The title is not my coinage -- a long time ago a Bengali satirist called Diptendra Kumar Sanyal coined it. The man was a genius at intelligent abuse, but this blog is not for discussing him. This is a blog about what needs to be done to West Bengal, so that it can be resurrected from its present state of Waste Bengal. No one knows who will do it, although it can be said with near-certainty who will not do it. No Left party will do it, because they don't want to do it, because if common people prosper nobody will give them patta, and because, therefore, it is principally they who, carefully and deliberately, brought the state to this state. And Mamata will not do it, first because she is concerned only with Mamata and not with the state or its people; secondly because she is further Left than any Leftist; and finally because she doesn't have the foggiest idea of how to do it, and wouldn't listen to those who do. Maybe nobody will do it. That doesn't detract from the fact that it can be done -- still. Maybe not for very long.

So what needs to be done? Let's list them out, instead of generating a lot of 'froth and gas' -- as my favourite author C. Northcote Parkinson would have put it.

Immediately and in the short term:
1. Shake up the higher bureaucracy to instill in them some work ethic. They are notorious all over India for being self-satisfied and anti-development.
2. Reduce the number, size and stranglehold of the lower bureaucracy by undertaking a crash programme of streamlining governmental procedures. It should no longer be possible, for example, for a Lower Division Clerk to hold up a file involving hundreds of crores of Rupees, once this is done.
3. Introduce Bengali language in governmental work massively.

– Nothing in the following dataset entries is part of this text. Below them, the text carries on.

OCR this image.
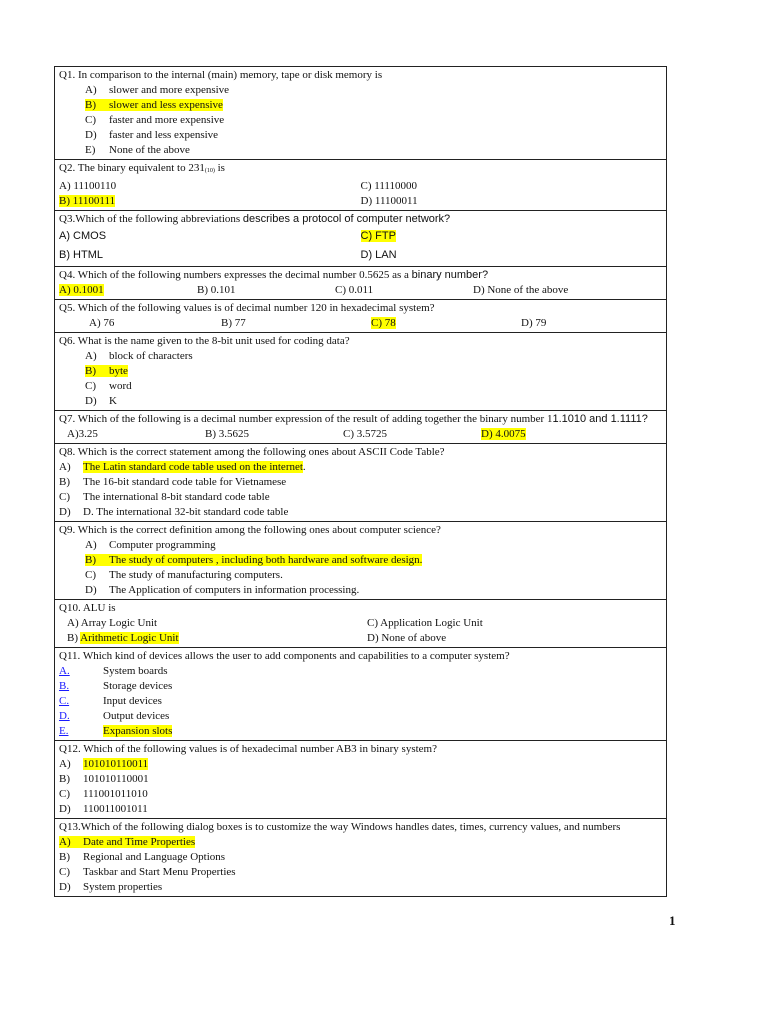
Q1. In comparison to the internal (main) memory, tape or disk memory is
A) slower and more expensive
B) slower and less expensive
C) faster and more expensive
D) faster and less expensive
E) None of the above
Q2. The binary equivalent to 231(10) is
A) 11100110	C) 11110000
B) 11100111	D) 11100011
Q3.Which of the following abbreviations describes a protocol of computer network?
A) CMOS	C) FTP
B) HTML	D) LAN
Q4. Which of the following numbers expresses the decimal number 0.5625 as a binary number?
A) 0.1001	B) 0.101	C) 0.011	D) None of the above
Q5. Which of the following values is of decimal number 120 in hexadecimal system?
A) 76	B) 77	C) 78	D) 79
Q6. What is the name given to the 8-bit unit used for coding data?
A) block of characters
B) byte
C) word
D) K
Q7. Which of the following is a decimal number expression of the result of adding together the binary number 11.1010 and 1.1111?
A)3.25	B) 3.5625	C) 3.5725	D) 4.0075
Q8. Which is the correct statement among the following ones about ASCII Code Table?
A) The Latin standard code table used on the internet.
B) The 16-bit standard code table for Vietnamese
C) The international 8-bit standard code table
D) D. The international 32-bit standard code table
Q9. Which is the correct definition among the following ones about computer science?
A) Computer programming
B) The study of computers , including both hardware and software design.
C) The study of manufacturing computers.
D) The Application of computers in information processing.
Q10. ALU is
A) Array Logic Unit	C) Application Logic Unit
B) Arithmetic Logic Unit	D) None of above
Q11. Which kind of devices allows the user to add components and capabilities to a computer system?
A.	System boards
B.	Storage devices
C.	Input devices
D.	Output devices
E.	Expansion slots
Q12. Which of the following values is of hexadecimal number AB3 in binary system?
A) 101010110011
B) 101010110001
C) 111001011010
D) 110011001011
Q13.Which of the following dialog boxes is to customize the way Windows handles dates, times, currency values, and numbers
A) Date and Time Properties
B) Regional and Language Options
C) Taskbar and Start Menu Properties
D) System properties
1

This will bring the government much closer to the people.
4. Make radical public statements (such as outlawing gherao and abarodh and denouncing Bengaleftism) to convince industrialists that the state really wants to become industry-friendly. (NOTE: Bengaleftism is an amalgam of laziness, disrespect for any kind of authority or order, and empty tall talk, all made respectable by packaging it in pseudo-intellectual jargon and Marxist idiom.)
5. Act out a few of these statements to prove that the government means business.
6. Rehash and restate land policy and environmental policy.
8. Assure industrialists that they will have a free hand in recruiting staff and choosing contractors and suppliers.
9. Outlaw trade unionism in police, hospitals and fire brigade.
10. Declare that so far trade unions were being run to further the interests of the political parties of which they were appendages, not in the interests of the members, and this will be reversed.
11. Show, by action, that the Police will henceforth be politically and religiously neutral.
12. Stop -- and I mean STOP -- Muslim infiltration from Bangladesh, anti-national propaganda in madarsahs and flow of Saudi money to build mosques. Instead, use idle Waqf funds for building mosques.
13. Undertake massive rewriting of school textbooks to correct the falsehoods injected into them by Leftists (e.g. hiding the nefarious role of the Muslim League government in Bengal, 1937-47, hiding the eclipse of the Soviet Union or the human rights abuses by Mao or Stalin, giving due credit to Netaji Subhas Chandra Bose and Syama Prasad Mookerjee, etc.)
9. Convince the people with a suitable PR exercise, simultaneously with all these steps, that this is being done for their benefit, without these the people will literally perish.